De la Tradición en sentido estricto, tratada hasta ahora (o de su contenido), es decir, de las verdades definidas
por la Iglesia en el tiempo postapostólico, debe distinguirse el amplio torrente de las tradiciones formadas en el
curso de la historia de la Iglesia. Frente a esta tradición, que de suyo no pretende ser infalible o irreversible, el
católico se comportará ante todo como se comporta también frente a la historicidad profana, es decir, no se
entregará a la opinión pobre y simplista de que él y su tiempo «finalmente» han alcanzado ahora la conciencia recta
de la fe y la piedad, y de que todo lo transmitido es revisable por cualquiera y fijable de nuevo en todo tiempo.

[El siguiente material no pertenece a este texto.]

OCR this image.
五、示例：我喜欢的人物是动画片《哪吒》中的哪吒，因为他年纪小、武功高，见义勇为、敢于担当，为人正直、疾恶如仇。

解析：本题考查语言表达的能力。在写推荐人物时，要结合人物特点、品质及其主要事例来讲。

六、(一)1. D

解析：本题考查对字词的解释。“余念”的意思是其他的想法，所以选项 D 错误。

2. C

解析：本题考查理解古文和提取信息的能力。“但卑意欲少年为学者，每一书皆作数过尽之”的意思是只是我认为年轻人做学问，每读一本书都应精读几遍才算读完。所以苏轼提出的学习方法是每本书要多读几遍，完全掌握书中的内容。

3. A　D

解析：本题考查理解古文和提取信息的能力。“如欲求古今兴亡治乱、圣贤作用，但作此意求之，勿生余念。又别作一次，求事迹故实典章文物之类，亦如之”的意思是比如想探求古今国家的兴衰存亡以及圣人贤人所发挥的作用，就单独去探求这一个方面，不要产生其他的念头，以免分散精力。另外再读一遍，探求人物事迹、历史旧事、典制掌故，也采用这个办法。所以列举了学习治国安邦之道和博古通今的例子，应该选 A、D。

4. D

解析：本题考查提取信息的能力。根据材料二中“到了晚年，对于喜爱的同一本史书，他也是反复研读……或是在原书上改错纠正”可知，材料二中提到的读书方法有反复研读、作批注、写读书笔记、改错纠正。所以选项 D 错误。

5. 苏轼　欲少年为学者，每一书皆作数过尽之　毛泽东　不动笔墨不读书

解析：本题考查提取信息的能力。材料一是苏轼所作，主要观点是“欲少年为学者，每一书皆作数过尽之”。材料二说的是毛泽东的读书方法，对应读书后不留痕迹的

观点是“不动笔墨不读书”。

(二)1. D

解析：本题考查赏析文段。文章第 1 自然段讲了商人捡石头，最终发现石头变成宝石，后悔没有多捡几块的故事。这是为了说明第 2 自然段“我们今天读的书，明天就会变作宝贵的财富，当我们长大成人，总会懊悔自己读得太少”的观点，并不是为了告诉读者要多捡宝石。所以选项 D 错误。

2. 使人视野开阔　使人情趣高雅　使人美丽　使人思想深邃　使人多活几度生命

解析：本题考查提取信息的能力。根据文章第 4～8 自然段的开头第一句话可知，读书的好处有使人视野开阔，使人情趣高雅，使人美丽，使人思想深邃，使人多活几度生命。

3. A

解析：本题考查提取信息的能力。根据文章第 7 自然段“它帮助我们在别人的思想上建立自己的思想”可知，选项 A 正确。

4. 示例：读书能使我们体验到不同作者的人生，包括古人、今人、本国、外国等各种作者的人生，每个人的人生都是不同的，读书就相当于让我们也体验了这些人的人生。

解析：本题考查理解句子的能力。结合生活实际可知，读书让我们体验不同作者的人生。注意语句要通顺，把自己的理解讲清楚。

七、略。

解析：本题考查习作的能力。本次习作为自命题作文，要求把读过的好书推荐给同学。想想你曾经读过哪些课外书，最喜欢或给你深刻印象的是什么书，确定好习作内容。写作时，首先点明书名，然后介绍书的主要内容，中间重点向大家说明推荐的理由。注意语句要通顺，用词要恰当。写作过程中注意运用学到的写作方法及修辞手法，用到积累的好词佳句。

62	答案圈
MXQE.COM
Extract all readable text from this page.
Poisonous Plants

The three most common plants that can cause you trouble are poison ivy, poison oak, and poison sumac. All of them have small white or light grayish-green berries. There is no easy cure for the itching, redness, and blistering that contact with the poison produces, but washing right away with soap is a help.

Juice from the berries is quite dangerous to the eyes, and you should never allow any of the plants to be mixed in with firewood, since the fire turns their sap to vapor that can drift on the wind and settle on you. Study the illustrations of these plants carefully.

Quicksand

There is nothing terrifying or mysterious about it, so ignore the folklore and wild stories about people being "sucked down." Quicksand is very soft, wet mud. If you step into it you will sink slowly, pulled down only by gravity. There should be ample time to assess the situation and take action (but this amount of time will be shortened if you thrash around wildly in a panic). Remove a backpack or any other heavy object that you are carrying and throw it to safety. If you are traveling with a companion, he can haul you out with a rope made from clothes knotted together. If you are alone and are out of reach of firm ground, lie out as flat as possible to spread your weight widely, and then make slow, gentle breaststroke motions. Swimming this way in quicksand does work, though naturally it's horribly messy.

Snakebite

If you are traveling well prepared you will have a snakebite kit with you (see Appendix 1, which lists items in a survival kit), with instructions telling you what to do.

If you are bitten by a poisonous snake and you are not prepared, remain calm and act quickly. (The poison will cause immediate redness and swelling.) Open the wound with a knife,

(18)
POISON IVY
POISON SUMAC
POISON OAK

Precisamente en cuestiones de fe, que son ampliamente independientes del progreso técnico de las ciencias
naturales, debe contarse con que los tiempos anteriores en muchos puntos tuvieran persuasiones más acertadas, y
quizás también una mayor gracia. Y, además, una sociedad institucionalizada, como lo es la Iglesia, necesita leyes
y prescripciones, sin las cuales la comunidad caería en una pluralidad que destruiría necesariamente todo vínculo
de unión y con ello la comunidad misma.
Pero, por otro lado, el cristiano, precisamente en un tiempo muy consciente de la historicidad del hombre y
también de la Iglesia, deberá conservar la apertura para poner en tela de juicio lo transmitido, para buscar nuevas
formas de vida y formulaciones religiosas en correspondencia con su propio tiempo. Esto es posible en la Iglesia
simplemente porque no todo, por antiguo y venerable que sea (si se toma en serio la significación de los carismas
en la Iglesia de Dios, puede ser deber moral oponerse a ciertos puntos transmitidos), tiene que ser necesariamente
inspirado y querido por el Espíritu de Dios; y, sobre todo, lo correcto para un determinado tiempo de la Iglesia no
tiene por qué, en el cambio de la sociedad y de las culturas, ser igualmente válido para todas las épocas. Por más
que un cristiano sensato deba ser consciente de los límites de sus propios puntos de vista, por más que deba respetar
la tradición o las tradiciones incluso en afirmaciones no definidas, por más que deba pensar y reflexionar
seriamente sobre las orientaciones papales; no obstante, una contradicción a estas tradiciones no separa de la
Iglesia. Puede darse, como ya se ha mencionado, que el cristiano particular o un grupo de cristianos tenga que
alejarse, contra la protesta de la Iglesia jerárquica, de una forma o afirmación religiosa caída en desuso. Semejante
cambio de lo transmitido en una Iglesia que no escribe solamente en sus anales páginas gloriosas, sino que es
también Iglesia de pecadores, se hizo en el pasado casi únicamente por obra de carismáticos, y seguramente en el
futuro esto no será de otro modo. Es de prever que tales hombres sufrirán en la Iglesia hasta el límite de lo
imaginable, pues, como miembros de una Iglesia institucionalizada, deberán someterse a ciertas prescripciones y
medidas disciplinares. De todos modos, hemos de pedir a la Iglesia jerárquica que abra sus oídos al Espíritu de
Dios y reconozca una pluralidad legítima en la Iglesia católica.